Cabeça baixa, olhar atento ao que está ao seu redor, e um “Boa tarde, eu sou a psicóloga Walkyria. Vocês me acompanham?” foi o suficiente para fazer com que Paulo se encolhesse ainda mais na cadeira e apertasse, com força, seu “Homem Aranha”. Nossos olhares (meu e de Paulo) se encontram, e estava nítido que a angústia que tomara conta dele também era a minha.

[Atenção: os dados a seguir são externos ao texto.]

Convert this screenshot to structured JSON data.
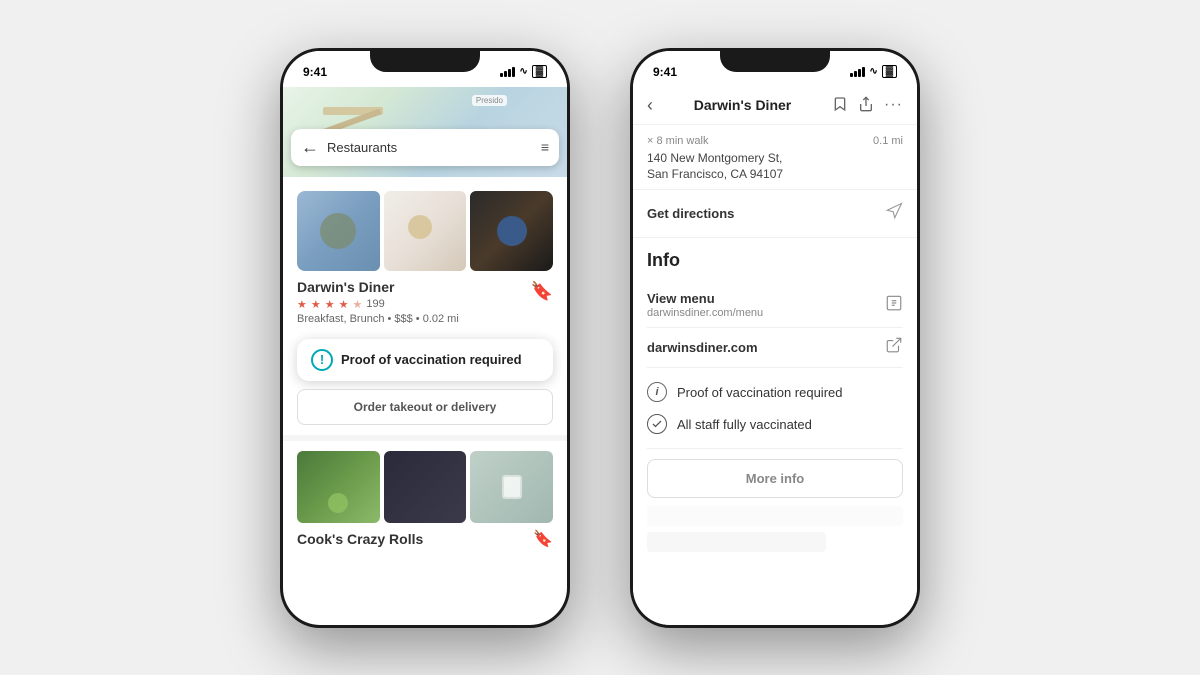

Era como se disséssemos: “Socorro!… e agora?”.

O presente artigo tem por objetivo apresentar o manejo que tive diante de um atendimento onde a criança se recusava a ir sozinha para a sala. Estava claramente estabelecido: “Só vou se minha mãe for!”.

Como lidar com esta situação? Como agir? Qual a postura que devemos ter? Que conduta ter diante de uma criança que se recusa em ir para a sala de atendimento? Que técnicas usar? Sedução? Convencimento? Ameaça? Força física? Autoridade? Precisava encontrar uma forma de estabelecer contato com a criança, e se agisse de forma impositiva, forçando-o a ir até a sala comigo, só aumentaria ainda mais suas defesas e angústia, além de reforçar seu sintoma; se utilizasse a sedução, não estaria sendo terapeuta, não estaria “olhando” para Paulo O que fazer, então? A conduta adotada foi aceitar a condição imposta e estabelecer vínculo com a mãe de Paulo para então chegar até ele.

Queixa: Paulo fica apavorado com alguns barulhos: estouro de bexiga, bombas, rojões, trovões e chuva forte. “Se estiver fora de casa quando isso acontece, faz um verdadeiro ‘escândalo’ até voltarmos para casa”. (SIC – mãe)

Um pouco da história: Paulo tem 5 anos e está na pré-escola. Fica irritado com facilidade e quando contrariado nas mínimas coisas, logo fica nervoso. Os pais de Paulo estão morando juntos há cinco anos, no entanto, brigam muito, e geralmente Paulo presencia as discussões. Segundo a mãe, Paulo é muito apegado a ela, e tem medo do pai, pois este faz uso de álcool com freqüência. “Ele fica outra pessoa quando bebe… agressivo e ignorante. Com isso, Paulo fica ainda mais distante dele. Fica só olhando, assustado” (SIC). Atualmente, de 6 meses para cá, está dormindo novamente na cama dos pais, pois há um parente “morando temporariamente” na casa. Antes, Paulo tinha a sua própria cama e dividia o quarto com o irmão de 18 anos (filho do primeiro casamento da mãe).

Breve relato das sessões: Foram, no total, nove sessões, sendo uma sessão de entrevista com os pais e oito com Paulo e a mãe.

Durante a entrevista com os pais, Paulo fica o tempo todo no colo da mãe, com os olhos fixos em mim. O pai pouco se coloca. Ao sair, Paulo diz que não virá na semana que vem, pois não quer brincar comigo.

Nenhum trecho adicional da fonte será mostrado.